The Original Face

A review of The Original Face by Guillaume Morissette

Published on November 3, 2017

Guillaume Morissette’s second novel The Original Face follows twentysomething protagonist Daniel Kerry’s travels through the contemporary gig economy, dramatizing the state of precarious employment experienced by many young people today. Loosely based on events from the author’s life, The Original Face is written in the flat style Morissette developed in his 2014 debut, New Tab, which was shortlisted for the Amazon.ca First Novel Award. Morissette writes in short declarative sentences that are low on lyricism and high on references to contemporary culture. Instead of describing the world, Morissette focuses squarely on his narrator’s interior life, one lived as much online as off.
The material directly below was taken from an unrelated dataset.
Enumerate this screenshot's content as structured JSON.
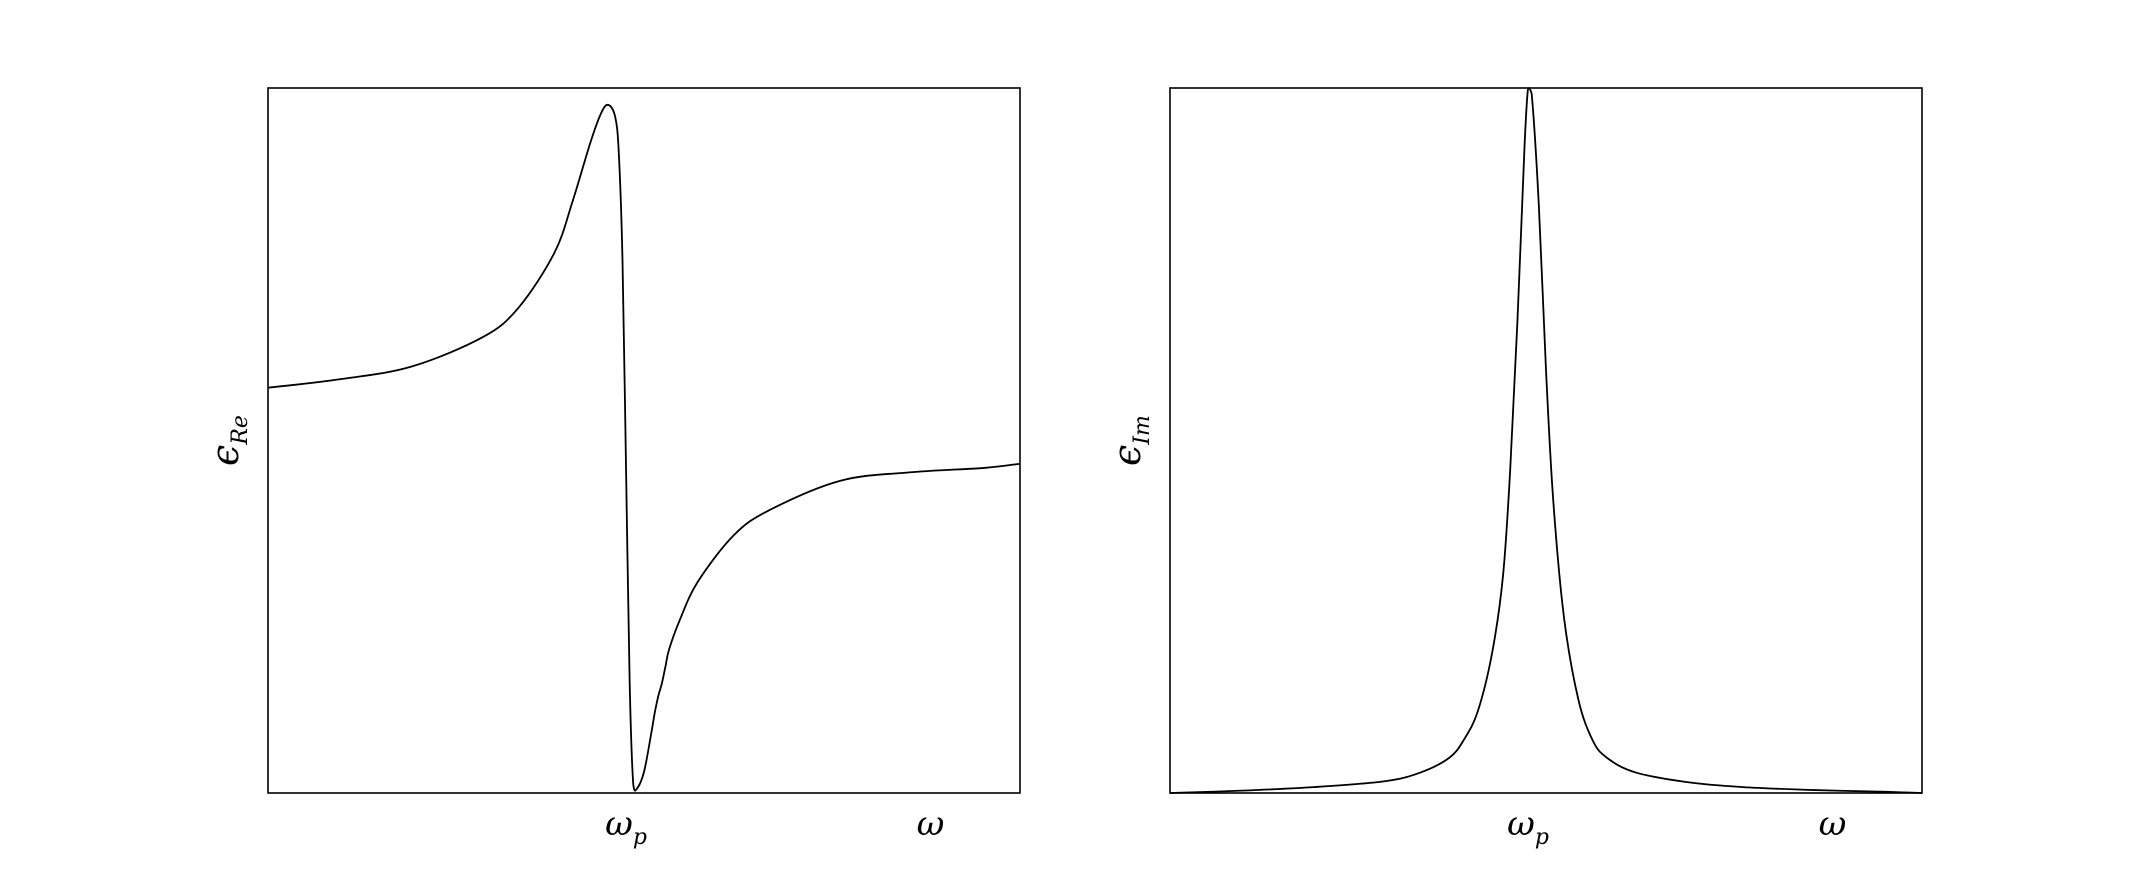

The novel has a picaresque quality as we follow Daniel’s search for work in Montreal, then Toronto, and back again. He also attends art openings, goes to parties, and watches reality TV and porn online. Daniel is a web designer but his working life is all over the map. He freelances, works short-term jobs in offices, call centres, and retail, and even dog-sits for cash. Seldom adding up to a living wage, these contracts offer diminishing returns. For Daniel, the anxiety of searching for the next micro-job never lets up, and the impermanence of his work life seeps into his personal relationships. He is estranged from his family and his social sphere is populated with “single-usage friends” who, like new cell phones, have their obsolescence built in.

The Original Face
Guillaume Morissette

Esplanade Books
$19.95
paper
244pp
9781550654783

As a digital native, Daniel has a black belt in irony, and inhabits a world where high and low culture have been sublimated into an amorphous cloud. To Daniel the Transformers films are no more or less authentic or meaningful than Zen Buddhist teachings. But what does matter to him is making art and being an artist (he distinguishes between the two). His perpetual quest for employment is frequently complicated by his sideline as a “post-internet” video artist, exhibiting GIFs made from video games online and occasionally in galleries. Despite struggling with creative block, negative reviews, and a distaste for the work of his peers, he is relentlessly devoted to this vocation, an “art junkie” who sinks his time and money into an uncertain métier.

Prioritizing his art practice, Daniel lives frugally and avoids work as much as he seeks it. And while he views his choice to be broke as a sign of freedom, his lack of income also constricts him. In order to save on metro fare, he walks twenty blocks to a karaoke bar in the pouring rain, and as his diet suffers, he begins to envy the nutritional quality of his cat’s food. He is helped by his friends, his long-suffering girlfriend Grace in particular, who feeds him off her plate at restaurants when he refuses to order a full meal. Daniel’s romance with Grace is the emotional core of the novel: although he loves her, his refusal to compromise hinders their relationship.

The novel is peppered with witty party dialogue and observations by Daniel and his friends about contemporary relationships, the absurdities of work culture, and digital everything, but the novel is at its most compelling when Morissette’s narrator moves away from the nightlife. When he gives up booze to save money, Daniel realizes how much he was using it to self-medicate his social anxiety, and attempts other ways of healing himself. Similarly, when he visits Grace’s family in Newfoundland he finds himself in a place where his cultural references are meaningless, and instead performs the role of the slightly goofy boyfriend- from-away admirably. In these moments, Daniel grows beyond his limited world view.

The Original Face made me think a lot and there is plenty to unpack here. The novel portrays the lives of the young precariat, and examines how one individual makes meaning for himself in the twenty-first century. The Original Face is an ultra-contemporary reminder that life is always a work in progress. mRb

Jeff Miller is the author of the short story collection Ghost Pine: All Stories True.